Hatchet Review
Horror movies have been too straight laced of late. All this torture porn and sadistic behaviour is getting a little tiresome with the likes of Hostel, Saw, Captivity and the Halloween remake all taking themselves far too seriously. The outright slasher fun epitomised by the Friday the 13th, Nightmare on Elm Street and Halloween series has been lost somewhere in favour of focusing on inane plots failing miserably in their plan to make us care about the victims and be disturbed by the villains. There has been a distinct lack of cheering on the purveyor of the blood-letting as he appears in the most random places wielding a threatening weapon. Thankfully, Adam Green has realised this is the case and brings us Hatchet, a deliriously gory retro slasher movie complete with cardboard characters, their lame jokes and a monstrous bad guy who rips them limb from limb. What more could you want?
With a tagline of “It’s not a remake, it’s not a sequel and it’s not based on a Japanese one”, there is every indication Hatchet knows its exact audience and what they want to see. Sure enough, a pre-title sequence finds Freddie Kruger’s human self, Robert Englund, making a brief cameo fishing in a swamp before being brutally dispatched along with his friend. When the first scene features a man having an arm pulled off, guts ripped out and then torn in half with the aid of gruesome yet cheap special effects, it is pretty clear Green is going for the instant gratification of explicit deaths shown in full rather than leaving anything to the imagination.
Of course, getting a group of characters together is necessary for a slasher film to be enjoyable so the action then moves to a nearby town where brokenhearted college boy Ben (Moore) ditches his friends during a pre-Katrina Mardi Gras to go on a cheesy haunted tour of the swamp. The assorted bunch of an old married couple, bickering wannabe adult movie stars, their sleazy filmmaker, a loony tour operator, wise-cracking black guy and girl with a secret to hide cover the key demographics for some leftfield comedy and a little nudity, but the most important character is the evil killer of the piece: Victor Crowley (played by Kane “Jason” Hodder). Disfigured from birth, he was rumoured to have been killed by his father in an accident at their home, but some people believe they can still hear him calling for his dad – and he doesn’t like people trespassing on his swampland.
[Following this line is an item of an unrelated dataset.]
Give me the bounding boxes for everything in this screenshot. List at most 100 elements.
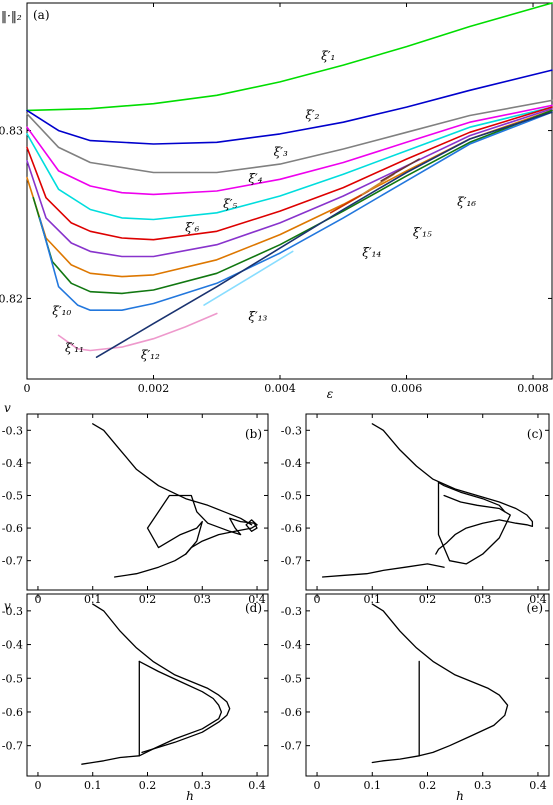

Nothing is taken seriously in Hatchet, and nor should it. The sight of Crowley hack at the tourists, ripping their heads in two by pulling them apart at the jaw and smashing them against walls is entirely acceptable when placed within the trashy 1980s style of horror filmmaking. Fun is even poked at Victor Crowley himself: the serial murderer with a ridiculously non-scary name is given laughable elephant man-style deformities that are described as such by one of his victims. Green is well aware non-horror fans will baulk at Hatchet and probably claim it is an example of the genre’s inadequacies at good plotting or character development. In fact, it’s a perfect representation of how much fun slasher flick used to be. This isn’t a film for all, yet thrills will rush through the spines of genre fanatics on its way to gaining cult status.